In the van, even though I hate highway driving. I write during those eight hour drives in the van. I came to look forward to those drives because it meant I could write.
Are you a night owl?
Mornings are best for me. I like the clarity of morning, like around 10am. A few months ago, I tried to do a 6am thing, every day, and it lasted about three days.
Do you ever get writer's block?
I don't really get it. I go through periods where I don't write, but if I get stuck I just hum a melody and do something. If I'm not feeling like writing, I just won't. If no good tunes are coming out, I'll work on an instrumental or some strange drone.
How do you revise lyrics?
It varies. Usually I write lyrics with my other songwriting partner. We'll get together and find missing words. If it feels right when I sing it, it's right.
Then how do you know when a song is done?
That's where I've become risky. I used to need the perfect song ready to go, but I found that a little limiting because there was no room for play. So this time, some of the ideas would be a whole section of a four chord progression and maybe a B section. Throughout the recording process, it's been a new songwriting tool. Through it, we'd find the song and follow it.

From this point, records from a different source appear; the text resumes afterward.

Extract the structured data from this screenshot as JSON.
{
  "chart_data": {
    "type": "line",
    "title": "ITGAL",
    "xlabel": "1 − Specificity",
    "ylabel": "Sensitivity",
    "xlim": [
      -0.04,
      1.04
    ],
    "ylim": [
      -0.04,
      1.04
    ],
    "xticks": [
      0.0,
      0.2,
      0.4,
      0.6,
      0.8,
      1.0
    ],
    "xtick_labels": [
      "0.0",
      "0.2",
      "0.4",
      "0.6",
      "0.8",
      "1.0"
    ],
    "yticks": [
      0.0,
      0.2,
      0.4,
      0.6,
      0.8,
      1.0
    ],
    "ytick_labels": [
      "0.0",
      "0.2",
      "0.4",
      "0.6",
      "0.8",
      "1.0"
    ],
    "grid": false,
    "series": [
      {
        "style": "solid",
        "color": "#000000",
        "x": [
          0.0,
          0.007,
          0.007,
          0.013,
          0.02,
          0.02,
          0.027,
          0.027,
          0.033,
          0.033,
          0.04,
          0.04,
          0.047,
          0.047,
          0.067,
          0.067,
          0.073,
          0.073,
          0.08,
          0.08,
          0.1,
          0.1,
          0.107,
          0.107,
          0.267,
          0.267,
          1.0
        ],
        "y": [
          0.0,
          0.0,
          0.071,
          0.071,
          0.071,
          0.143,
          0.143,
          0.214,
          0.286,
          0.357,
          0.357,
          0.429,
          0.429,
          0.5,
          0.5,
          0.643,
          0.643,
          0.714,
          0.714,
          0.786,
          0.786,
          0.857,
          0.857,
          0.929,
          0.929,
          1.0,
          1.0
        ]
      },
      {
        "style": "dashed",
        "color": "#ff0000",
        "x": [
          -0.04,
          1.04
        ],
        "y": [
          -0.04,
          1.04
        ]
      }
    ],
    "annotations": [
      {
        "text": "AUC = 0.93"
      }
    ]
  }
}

We just worked and worked until we found it.
How is living in Oklahoma an advantage to your creative process?
It's purely an economic thing.
That's not the artistic answer I was looking for!
Laughs. What I mean is that I have so much time because the cost of living is so low. I am able to spend as much time as I want on music and not really have to worry about rent, which is $370 a month. So it gives me all the time in the world. I would like better food, but I don't need a lot of city life stimulation. I have time and space to create here.
How have you matured as a songwriter over the past two albums?
Musically I've found a process that's original to me. Like I spoke before about those simple mediums and following whatever I felt. This time I was really creating music out of thin air. There was real freedom in that, instead of starting with the usual guitar or piano. Also, lyrically, it's a certain aesthetic I've wanted for a long time. It's less personal.